You don't need to communicate to coordinate. All these companies have the same business model, if it was financially advantageous for one of them to push that narrative, then it's financially advantageous for all of them.

Or all the big ones are content with the current status quo and willing to compete amongst each other and want to shut the door to upstarts.

You see it time and time again.

So the more likely answer is they are on the verge of making super intelligence that could kill us all?

Well there certainly is at least some kind of viable business running large AI models for a fee.

These are useful and too big to run locally.

The ultimate size of that business in terms of revenues and profits may not match current expectations, but it's also not 0

> Well there certainly is at least some kind of viable business running large AI models for a fee.

ok, where are:

- The economies of scale?

- The network effects?

- The switching costs?

- The intangible assets (e.g. brand?)

Running AI models for a fee has none of these. At best, there are some economies of scale for running a datacenter, but OpenAI and Anthropic have none.

There are not as many network effects, intangible assets, or switching costs as other businesses. I believe there are economies of scale in terms of power and cooling and network bandwidth and the people who plug in cables and other such things.

The business logic is similar to the general transition to cloud. Corporations and individuals are better off paying someone else to manage physical hardware that they just access over the network. That is even more true of large, expensive, fancy AI GPUs than regular web servers.

OpenAI and Anthropic may both fail, or may not, I don't know. But I'm sure there is some kind of viable business running some kind of AI in the cloud.

> OpenAI and Anthropic may both fail, or may not, I don't know. But I'm sure there is some kind of viable business running some kind of AI in the cloud.

The problem is that the investment does not expect "some kind of viable business" ROI needs to be in the order of several trillion for this to make any sense.

Well sometimes when people invest money that does not work out.

That money may not be made back in the way people hope.

But there is a whole ecosystem of companies on OpenRouter etc. who have a viable commodity business serving Chinese open source models on GPUs. I'm sure at least some kind of business like that will survive even if OpenAI and Anthropic completely fail. And I'm sure AWS, GCP and Azure will end up having something like that too.

Amazon will be able to run large models for a fee, and make money on it. It's not a trillion dollar business, it may not even be a good business, but they'll be able to do it.

Sure, a supermarket will sell avocados if they make a profit, and won't sell them if they don't. That's a very different business model; the product is the infrastructure, not the AI.
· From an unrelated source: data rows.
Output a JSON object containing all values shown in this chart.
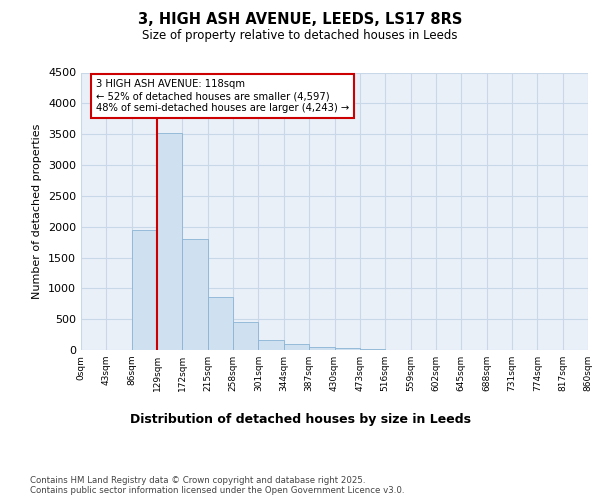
{
  "title_line1": "3, HIGH ASH AVENUE, LEEDS, LS17 8RS",
  "title_line2": "Size of property relative to detached houses in Leeds",
  "xlabel": "Distribution of detached houses by size in Leeds",
  "ylabel": "Number of detached properties",
  "bar_values": [
    0,
    0,
    1950,
    3520,
    1800,
    860,
    450,
    165,
    90,
    55,
    35,
    20,
    0,
    0,
    0,
    0,
    0,
    0,
    0,
    0
  ],
  "bar_labels": [
    "0sqm",
    "43sqm",
    "86sqm",
    "129sqm",
    "172sqm",
    "215sqm",
    "258sqm",
    "301sqm",
    "344sqm",
    "387sqm",
    "430sqm",
    "473sqm",
    "516sqm",
    "559sqm",
    "602sqm",
    "645sqm",
    "688sqm",
    "731sqm",
    "774sqm",
    "817sqm",
    "860sqm"
  ],
  "bar_color": "#cfe0f0",
  "bar_edge_color": "#8ab4d4",
  "vline_x": 3,
  "vline_color": "#cc0000",
  "annotation_text": "3 HIGH ASH AVENUE: 118sqm\n← 52% of detached houses are smaller (4,597)\n48% of semi-detached houses are larger (4,243) →",
  "annotation_box_color": "#cc0000",
  "annotation_bg": "#ffffff",
  "ylim": [
    0,
    4500
  ],
  "yticks": [
    0,
    500,
    1000,
    1500,
    2000,
    2500,
    3000,
    3500,
    4000,
    4500
  ],
  "footer_text": "Contains HM Land Registry data © Crown copyright and database right 2025.\nContains public sector information licensed under the Open Government Licence v3.0.",
  "grid_color": "#c8d8e8",
  "background_color": "#eaf0f8",
  "fig_bg": "#ffffff"
}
Anthropic likely would not be saying, in October, that they planned to go public next month, if this were also true of their business.

In the last ~month, OpenAI announced a delay to its IPO and Anthropic put a relatively near-term range on its IPO date. These are very different signals.
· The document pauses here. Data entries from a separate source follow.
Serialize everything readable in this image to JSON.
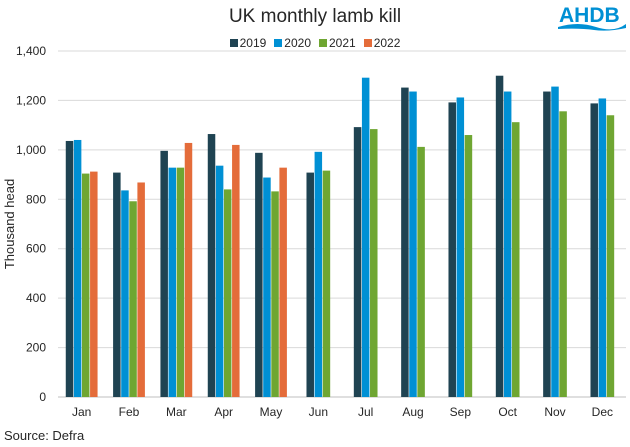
{
  "chart_data": {
    "type": "bar",
    "title": "UK monthly lamb kill",
    "xlabel": "",
    "ylabel": "Thousand head",
    "ylim": [
      0,
      1400
    ],
    "yticks": [
      0,
      200,
      400,
      600,
      800,
      1000,
      1200,
      1400
    ],
    "ytick_labels": [
      "0",
      "200",
      "400",
      "600",
      "800",
      "1,000",
      "1,200",
      "1,400"
    ],
    "grid": true,
    "legend_position": "top",
    "categories": [
      "Jan",
      "Feb",
      "Mar",
      "Apr",
      "May",
      "Jun",
      "Jul",
      "Aug",
      "Sep",
      "Oct",
      "Nov",
      "Dec"
    ],
    "series": [
      {
        "name": "2019",
        "color": "#1f4352",
        "values": [
          1036,
          908,
          996,
          1064,
          988,
          908,
          1092,
          1252,
          1192,
          1300,
          1236,
          1188
        ]
      },
      {
        "name": "2020",
        "color": "#0090d4",
        "values": [
          1040,
          836,
          928,
          936,
          888,
          992,
          1292,
          1236,
          1212,
          1236,
          1256,
          1208
        ]
      },
      {
        "name": "2021",
        "color": "#6fa632",
        "values": [
          904,
          792,
          928,
          840,
          832,
          916,
          1084,
          1012,
          1060,
          1112,
          1156,
          1140
        ]
      },
      {
        "name": "2022",
        "color": "#e46c3a",
        "values": [
          912,
          868,
          1028,
          1020,
          928,
          null,
          null,
          null,
          null,
          null,
          null,
          null
        ]
      }
    ]
  },
  "source": "Source: Defra",
  "logo_text": "AHDB"
}
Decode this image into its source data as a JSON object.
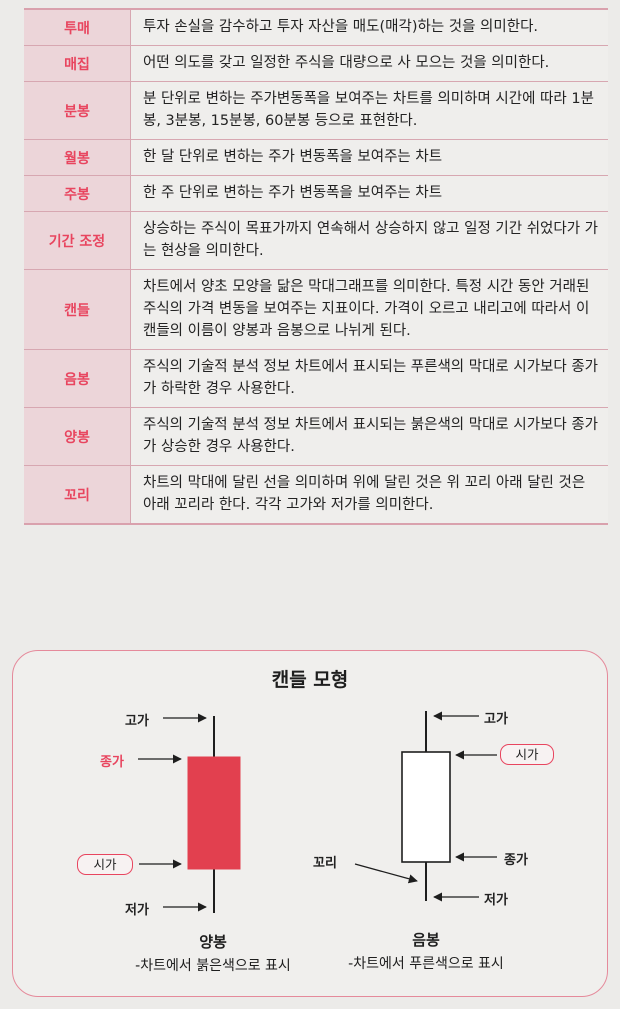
{
  "glossary": [
    {
      "term": "투매",
      "definition": "투자 손실을 감수하고 투자 자산을 매도(매각)하는 것을 의미한다."
    },
    {
      "term": "매집",
      "definition": "어떤 의도를 갖고 일정한 주식을 대량으로 사 모으는 것을 의미한다."
    },
    {
      "term": "분봉",
      "definition": "분 단위로 변하는 주가변동폭을 보여주는 차트를 의미하며 시간에 따라 1분봉, 3분봉, 15분봉, 60분봉 등으로 표현한다."
    },
    {
      "term": "월봉",
      "definition": "한 달 단위로 변하는 주가 변동폭을 보여주는 차트"
    },
    {
      "term": "주봉",
      "definition": "한 주 단위로 변하는 주가 변동폭을 보여주는 차트"
    },
    {
      "term": "기간 조정",
      "definition": "상승하는 주식이 목표가까지 연속해서 상승하지 않고 일정 기간 쉬었다가 가는 현상을 의미한다."
    },
    {
      "term": "캔들",
      "definition": "차트에서 양초 모양을 닮은 막대그래프를 의미한다. 특정 시간 동안 거래된 주식의 가격 변동을 보여주는 지표이다. 가격이 오르고 내리고에 따라서 이 캔들의 이름이 양봉과 음봉으로 나뉘게 된다."
    },
    {
      "term": "음봉",
      "definition": "주식의 기술적 분석 정보 차트에서 표시되는 푸른색의 막대로 시가보다 종가가 하락한 경우 사용한다."
    },
    {
      "term": "양봉",
      "definition": "주식의 기술적 분석 정보 차트에서 표시되는 붉은색의 막대로 시가보다 종가가 상승한 경우 사용한다."
    },
    {
      "term": "꼬리",
      "definition": "차트의 막대에 달린 선을 의미하며 위에 달린 것은 위 꼬리 아래 달린 것은 아래 꼬리라 한다. 각각 고가와 저가를 의미한다."
    }
  ],
  "diagram": {
    "title": "캔들 모형",
    "bullish": {
      "high": "고가",
      "close": "종가",
      "open": "시가",
      "low": "저가",
      "name": "양봉",
      "description": "-차트에서 붉은색으로 표시",
      "fill_color": "#e2404f"
    },
    "bearish": {
      "high": "고가",
      "open": "시가",
      "close": "종가",
      "wick": "꼬리",
      "low": "저가",
      "name": "음봉",
      "description": "-차트에서 푸른색으로 표시",
      "fill_color": "#ffffff"
    },
    "accent_color": "#e8455f"
  }
}
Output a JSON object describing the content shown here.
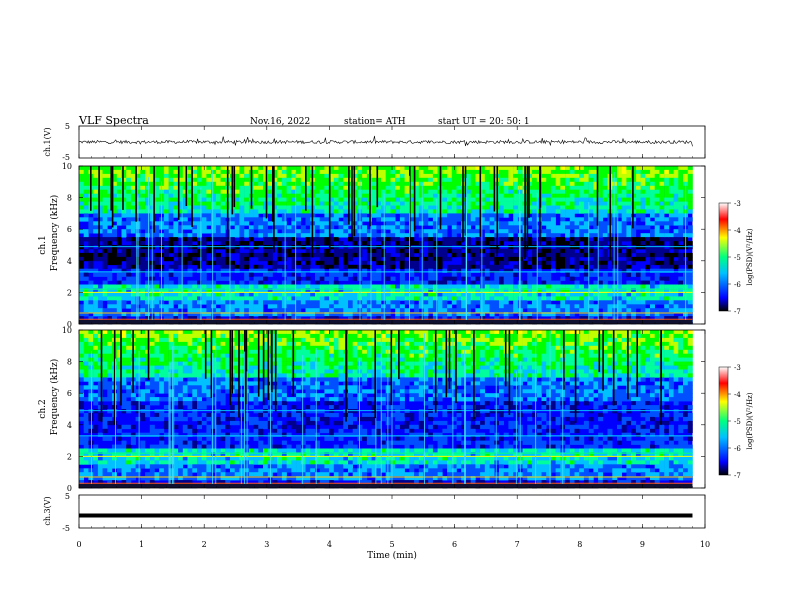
{
  "header": {
    "title": "VLF  Spectra",
    "date": "Nov.16, 2022",
    "station": "station= ATH",
    "start": "start  UT  =    20: 50: 1"
  },
  "chart_data": [
    {
      "type": "line",
      "panel": "ch1-waveform",
      "ylabel": "ch.1(V)",
      "ylim": [
        -5,
        5
      ],
      "yticks": [
        "5",
        "-5"
      ],
      "xlim": [
        0,
        10
      ],
      "baseline": 0,
      "amplitude_range": [
        -1.5,
        1.2
      ]
    },
    {
      "type": "heatmap",
      "panel": "ch1-spectrogram",
      "ylabel": "ch.1\nFrequency (kHz)",
      "ylim": [
        0,
        10
      ],
      "yticks": [
        "0",
        "2",
        "4",
        "6",
        "8",
        "10"
      ],
      "xlim": [
        0,
        10
      ],
      "colorbar": {
        "label": "log(PSD)(V²/Hz)",
        "range": [
          -7,
          -3
        ],
        "ticks": [
          "-3",
          "-4",
          "-5",
          "-6",
          "-7"
        ],
        "colors": [
          "#000000",
          "#0000ff",
          "#00c0ff",
          "#00ff80",
          "#ffff00",
          "#ff0000",
          "#ffffff"
        ]
      }
    },
    {
      "type": "heatmap",
      "panel": "ch2-spectrogram",
      "ylabel": "ch.2\nFrequency (kHz)",
      "ylim": [
        0,
        10
      ],
      "yticks": [
        "0",
        "2",
        "4",
        "6",
        "8",
        "10"
      ],
      "xlim": [
        0,
        10
      ],
      "colorbar": {
        "label": "log(PSD)(V²/Hz)",
        "range": [
          -7,
          -3
        ],
        "ticks": [
          "-3",
          "-4",
          "-5",
          "-6",
          "-7"
        ],
        "colors": [
          "#000000",
          "#0000ff",
          "#00c0ff",
          "#00ff80",
          "#ffff00",
          "#ff0000",
          "#ffffff"
        ]
      }
    },
    {
      "type": "line",
      "panel": "ch3-waveform",
      "ylabel": "ch.3(V)",
      "ylim": [
        -5,
        5
      ],
      "yticks": [
        "5",
        "-5"
      ],
      "xlim": [
        0,
        10
      ],
      "baseline": -1.2
    }
  ],
  "xaxis": {
    "label": "Time  (min)",
    "ticks": [
      "0",
      "1",
      "2",
      "3",
      "4",
      "5",
      "6",
      "7",
      "8",
      "9",
      "10"
    ]
  }
}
> Anthropic likely would not be saying, in October, that they planned to go public next month, if this were also true of their business.

they are 50/50 at best.

IPO = It's Probably Overpriced.

The reason is that companies can choose the best timing to go public - when their financial look the best - and they do. Anthropic trying to go public very soon is a good tell their financial look pretty decent. OpenAI postponing the IPO is a very good tell theirs look bad.